Я готова была поверить в переселение Катулловой души, поскольку эта душа требовала не сокращения, а умножения чтения. Неустанная работа переводчика внушала доверие: “душа Катулла” — не увертка, не “я так слышу” вопреки истории и грамматике, а суровое обязательство, тяжкий труд.
От замысла до первого издания (“Избранная лирика” Катулла, 1997) прошло пять лет. За сборником 1997 года последовало второе, исправленное издание 1999 года. Теперь — “Лирика”, уже не избранная, а весь корпус. Нынешняя книга во многом другая: опубликованные прежде стихи в новом контексте звучат иначе. Сместились акценты.
Первое, что привлекало Максима в Катулле, — игра. В постоянно повторяемом лозунге “чистым быть полагается поэту самому, а стишата обойдутся” ударение явственно падало на последние слова. Для первого издания Амелин отбирал любовную и бранную лирику, соединял переводы Катулла с непристойными приаповскими песенками. В “Избранной лирике” общепринятая последовательность была нарушена, опять же по-катулловски. Основа его поэзии — пестрая смесь: любовные темы, гневные инвективы, площадная брань и ученые изыски равно приемлемы и равно обманывают ожидания. Нарушение заведомых “правил”, постоянная новизна (с оглядкой на всем хорошо известную “старину”), гимническое воспевание воробушка, перевод из древнегреческой поэтессы, снабженный строгим римским наставлением, переход от ученого перечня к матерщине, от лобзаний — к пескам Кирены и древнего Батта могиле — вот что такое Катулл. Однако мы уже и это воспринимаем академически. Возвращая катулловскую неожиданность, переводчик в “Избранной лирике” перетасовал стихотворения, заставив даже искушенных читателей прочесть их заново.
Максиму Амелину сейчас примерно столько лет, сколько прожил на свете Катулл. Душа Катулла отстоялась в нем. Переводчик старше своего поэта на две тысячи лет читательского опыта. И в новом сборнике “ученость” привлекает переводчика в большей степени, чем “игра”. “В стихах Катулла есть непосредственность первооткрывателя, та непосредственность, которая является продуктом тщательной подготовки и кропотливой отделки”, — пишет он в послесловии.
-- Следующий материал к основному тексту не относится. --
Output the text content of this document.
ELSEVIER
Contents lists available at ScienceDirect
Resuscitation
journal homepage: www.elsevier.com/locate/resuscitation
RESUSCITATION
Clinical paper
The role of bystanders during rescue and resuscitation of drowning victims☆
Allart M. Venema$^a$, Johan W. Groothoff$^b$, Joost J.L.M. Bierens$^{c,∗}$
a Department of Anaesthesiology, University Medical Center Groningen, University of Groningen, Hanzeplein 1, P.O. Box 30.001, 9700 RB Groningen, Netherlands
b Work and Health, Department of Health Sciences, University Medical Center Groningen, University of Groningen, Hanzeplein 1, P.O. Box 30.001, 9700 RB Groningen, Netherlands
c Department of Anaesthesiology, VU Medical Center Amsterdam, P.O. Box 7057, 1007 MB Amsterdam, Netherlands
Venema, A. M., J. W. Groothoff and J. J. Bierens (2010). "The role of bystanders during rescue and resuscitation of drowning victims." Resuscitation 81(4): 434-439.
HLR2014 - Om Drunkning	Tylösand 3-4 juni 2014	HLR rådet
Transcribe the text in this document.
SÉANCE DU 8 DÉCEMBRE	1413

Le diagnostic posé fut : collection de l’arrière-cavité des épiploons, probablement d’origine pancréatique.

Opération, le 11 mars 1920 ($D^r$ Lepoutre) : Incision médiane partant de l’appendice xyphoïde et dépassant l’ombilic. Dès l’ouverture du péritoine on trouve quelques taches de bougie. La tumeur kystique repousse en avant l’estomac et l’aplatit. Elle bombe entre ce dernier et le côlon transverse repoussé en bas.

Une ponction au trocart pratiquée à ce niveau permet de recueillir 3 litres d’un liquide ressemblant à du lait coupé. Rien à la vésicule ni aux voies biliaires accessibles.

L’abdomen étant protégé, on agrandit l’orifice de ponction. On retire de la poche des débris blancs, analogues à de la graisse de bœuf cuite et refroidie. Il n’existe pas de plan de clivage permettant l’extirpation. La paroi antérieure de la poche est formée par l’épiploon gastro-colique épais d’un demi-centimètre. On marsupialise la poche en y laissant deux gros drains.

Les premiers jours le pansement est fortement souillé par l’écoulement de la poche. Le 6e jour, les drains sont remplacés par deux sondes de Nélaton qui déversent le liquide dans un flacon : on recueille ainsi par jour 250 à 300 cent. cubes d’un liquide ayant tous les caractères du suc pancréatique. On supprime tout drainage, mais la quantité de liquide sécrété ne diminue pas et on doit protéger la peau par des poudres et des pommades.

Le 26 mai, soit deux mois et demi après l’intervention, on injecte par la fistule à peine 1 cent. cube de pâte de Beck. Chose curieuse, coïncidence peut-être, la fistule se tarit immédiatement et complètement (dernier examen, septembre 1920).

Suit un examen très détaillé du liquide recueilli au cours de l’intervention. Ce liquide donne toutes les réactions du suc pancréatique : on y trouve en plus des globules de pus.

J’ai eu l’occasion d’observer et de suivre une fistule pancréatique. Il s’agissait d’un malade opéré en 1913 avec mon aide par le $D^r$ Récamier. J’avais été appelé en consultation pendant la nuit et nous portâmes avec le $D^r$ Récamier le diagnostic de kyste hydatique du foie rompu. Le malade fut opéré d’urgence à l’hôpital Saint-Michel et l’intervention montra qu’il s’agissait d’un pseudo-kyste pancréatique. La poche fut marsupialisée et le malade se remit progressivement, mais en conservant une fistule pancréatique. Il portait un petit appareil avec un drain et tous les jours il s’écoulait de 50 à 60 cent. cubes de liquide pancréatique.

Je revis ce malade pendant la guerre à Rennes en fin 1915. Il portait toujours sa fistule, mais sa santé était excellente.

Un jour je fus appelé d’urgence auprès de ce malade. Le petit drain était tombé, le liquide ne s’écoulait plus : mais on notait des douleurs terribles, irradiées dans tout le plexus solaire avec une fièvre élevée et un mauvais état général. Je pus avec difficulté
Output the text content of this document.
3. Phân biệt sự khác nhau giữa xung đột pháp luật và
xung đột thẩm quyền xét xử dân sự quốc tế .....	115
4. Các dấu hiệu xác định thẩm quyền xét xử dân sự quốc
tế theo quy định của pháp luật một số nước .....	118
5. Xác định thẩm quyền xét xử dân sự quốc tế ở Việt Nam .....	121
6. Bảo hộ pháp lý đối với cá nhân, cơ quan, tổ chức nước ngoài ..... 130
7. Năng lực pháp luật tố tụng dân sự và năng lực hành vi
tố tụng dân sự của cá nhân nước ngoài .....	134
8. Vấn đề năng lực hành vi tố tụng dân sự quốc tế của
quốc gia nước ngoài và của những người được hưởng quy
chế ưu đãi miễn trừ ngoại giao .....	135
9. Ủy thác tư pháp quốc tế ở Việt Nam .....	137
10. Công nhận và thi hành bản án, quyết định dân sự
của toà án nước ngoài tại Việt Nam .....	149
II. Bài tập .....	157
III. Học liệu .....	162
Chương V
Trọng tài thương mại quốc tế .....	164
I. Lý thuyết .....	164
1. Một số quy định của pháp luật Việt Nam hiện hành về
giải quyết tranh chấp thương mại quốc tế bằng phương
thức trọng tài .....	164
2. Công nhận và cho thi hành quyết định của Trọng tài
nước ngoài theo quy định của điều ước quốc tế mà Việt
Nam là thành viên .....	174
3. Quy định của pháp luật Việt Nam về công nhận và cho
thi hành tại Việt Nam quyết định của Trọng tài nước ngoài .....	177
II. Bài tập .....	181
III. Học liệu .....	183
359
Читателя, подготовленного предыдущей книгой к встрече с непринужденным и непосредственным Катуллом, подкарауливает очередная неожиданность: академическое издание. И теперь академизм прочитывается как новизна.
Максим Амелин не довольствуется тем, что возвращает каноническую последовательность, он еще и обнаруживает ее логику, уточняет деление на три свитка (“чувствительного” Катулла безделок, “сдержанного” Катулла эпиталамиев и “назидательного” Катулла эпиграмм и элегий) и подкрепляет такое деление соображениями исторического, метрического, композиционного и стилистического характера. Помимо прочего, это — безусловное научное открытие, хорошо аргументированное во вступлении к комментариям и в заключительной статье. Но это я опять же говорю как филолог, а для поэта и читателя существенно, что данная концепция неразрывно связана с усвоенными родной словесностью понятиями низкого, высокого и среднего стиля. Еще важнее, что для Максима Амелина это открытие не только вырастает из многих лет серьезного труда, но и побуждает его к еще большей пристальности. Потому что еще раз подтверждается “осознанная работа по выстраиванию и внутреннему обустройству стиха сразу на нескольких уровнях: метрико-ритмическом, фонетическом, интонационном, лексическом”. И если темы и образы поэта передать сравнительно легко, если достаточно добросовестности и хорошего слуха, чтобы воспроизвести интонацию и синтаксис, то богатство семантических связей и реальных коннотаций не поддается учету даже в прозе, а метрика и фонетика могут довести до отчаяния.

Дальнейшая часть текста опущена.